Citation

Fancourt, M., Walker, S., Sassen, M. (2015). Commodities and biodiversity in the Greater Mekong: Impacts of commodity development on biodiversity and ecosystem services in the Greater Mekong and its headwaters. Cambridge, UK: UNEP-WCMC.

The Greater Mekong and its headwaters is a region of high biodiversity, high carbon-storage value and, crucially, immensely important freshwater services for millions of people. The region’s ecosystems are under threat from massive commodity-driven transformation which will affect the biodiversity and ecosystem services upon which people and economies in the region depend. This enormous pressure is a challenge for the environmental planning and management processes in all Greater Mekong Basin countries, and national and regional environmental policy and legal frameworks will need strengthening in order to ensure that the rapid economic development is sustainable over the long term.

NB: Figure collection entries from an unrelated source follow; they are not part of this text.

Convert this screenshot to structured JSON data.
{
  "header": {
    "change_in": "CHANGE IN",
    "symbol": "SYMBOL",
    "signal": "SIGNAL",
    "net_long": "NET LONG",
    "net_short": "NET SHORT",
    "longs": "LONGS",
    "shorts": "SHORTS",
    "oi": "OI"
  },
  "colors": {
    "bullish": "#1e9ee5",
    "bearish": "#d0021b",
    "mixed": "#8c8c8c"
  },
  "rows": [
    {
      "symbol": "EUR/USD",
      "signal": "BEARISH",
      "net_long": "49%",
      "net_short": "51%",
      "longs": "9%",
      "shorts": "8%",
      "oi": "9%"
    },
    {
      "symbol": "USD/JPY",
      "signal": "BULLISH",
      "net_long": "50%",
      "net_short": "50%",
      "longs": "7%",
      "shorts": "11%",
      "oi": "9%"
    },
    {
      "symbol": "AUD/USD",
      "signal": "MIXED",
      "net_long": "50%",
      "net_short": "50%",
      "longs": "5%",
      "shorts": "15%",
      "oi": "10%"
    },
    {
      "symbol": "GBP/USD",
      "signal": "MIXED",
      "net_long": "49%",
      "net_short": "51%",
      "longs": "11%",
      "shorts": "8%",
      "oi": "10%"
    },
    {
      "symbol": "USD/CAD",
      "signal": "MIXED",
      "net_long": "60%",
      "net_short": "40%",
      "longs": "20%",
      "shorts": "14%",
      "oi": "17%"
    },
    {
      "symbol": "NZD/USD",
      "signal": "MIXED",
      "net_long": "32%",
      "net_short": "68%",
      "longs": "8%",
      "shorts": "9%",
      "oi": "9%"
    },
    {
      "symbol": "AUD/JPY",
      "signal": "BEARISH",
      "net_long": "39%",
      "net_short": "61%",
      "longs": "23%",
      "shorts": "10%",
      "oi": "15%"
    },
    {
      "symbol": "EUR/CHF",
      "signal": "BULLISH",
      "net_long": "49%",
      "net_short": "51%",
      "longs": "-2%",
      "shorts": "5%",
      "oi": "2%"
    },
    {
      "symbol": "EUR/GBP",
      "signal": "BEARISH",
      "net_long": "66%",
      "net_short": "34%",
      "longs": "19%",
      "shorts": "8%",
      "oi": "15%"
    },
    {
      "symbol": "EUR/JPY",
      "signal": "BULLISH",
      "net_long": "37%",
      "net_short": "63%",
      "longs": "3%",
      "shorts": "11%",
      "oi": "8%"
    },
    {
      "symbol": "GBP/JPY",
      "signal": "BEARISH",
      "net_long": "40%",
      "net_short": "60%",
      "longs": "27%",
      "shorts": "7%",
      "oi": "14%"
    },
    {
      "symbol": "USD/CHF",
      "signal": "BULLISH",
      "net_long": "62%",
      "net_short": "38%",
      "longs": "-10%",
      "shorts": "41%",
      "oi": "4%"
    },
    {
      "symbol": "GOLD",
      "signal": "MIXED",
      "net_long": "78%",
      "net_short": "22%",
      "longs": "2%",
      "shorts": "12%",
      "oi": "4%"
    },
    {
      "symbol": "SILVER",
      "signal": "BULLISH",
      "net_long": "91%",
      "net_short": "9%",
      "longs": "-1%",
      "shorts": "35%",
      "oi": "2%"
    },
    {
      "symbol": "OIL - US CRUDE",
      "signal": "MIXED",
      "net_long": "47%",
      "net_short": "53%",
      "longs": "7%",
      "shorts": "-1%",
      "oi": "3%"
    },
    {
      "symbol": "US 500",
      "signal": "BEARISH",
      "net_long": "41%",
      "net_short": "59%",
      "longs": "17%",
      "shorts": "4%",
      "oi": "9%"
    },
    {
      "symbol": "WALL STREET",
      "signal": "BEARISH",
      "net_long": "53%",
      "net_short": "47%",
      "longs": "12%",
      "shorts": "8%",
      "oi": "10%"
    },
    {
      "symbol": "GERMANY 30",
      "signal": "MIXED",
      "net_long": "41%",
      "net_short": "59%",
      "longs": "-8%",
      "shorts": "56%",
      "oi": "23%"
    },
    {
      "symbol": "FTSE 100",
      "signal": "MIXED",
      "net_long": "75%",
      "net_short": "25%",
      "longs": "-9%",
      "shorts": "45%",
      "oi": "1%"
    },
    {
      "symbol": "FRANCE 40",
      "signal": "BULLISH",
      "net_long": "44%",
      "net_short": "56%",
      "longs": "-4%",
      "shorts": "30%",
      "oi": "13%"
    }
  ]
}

This report is the first of a two-part study that supports the targeting of conservation-related investments in the Greater Mekong Basin (GMB) by the MacArthur Foundation and other donors. The second part of the study is a spatial analysis of the potential impacts of future scenarios for commodity-driven land-use change on biodiversity and ecosystem services in the region’s watersheds.

The main objective of this report is to provide a synthesis of the impacts of major commodity developments on biodiversity and ecosystem services in the GMB and the current capacity to respond to these pressures.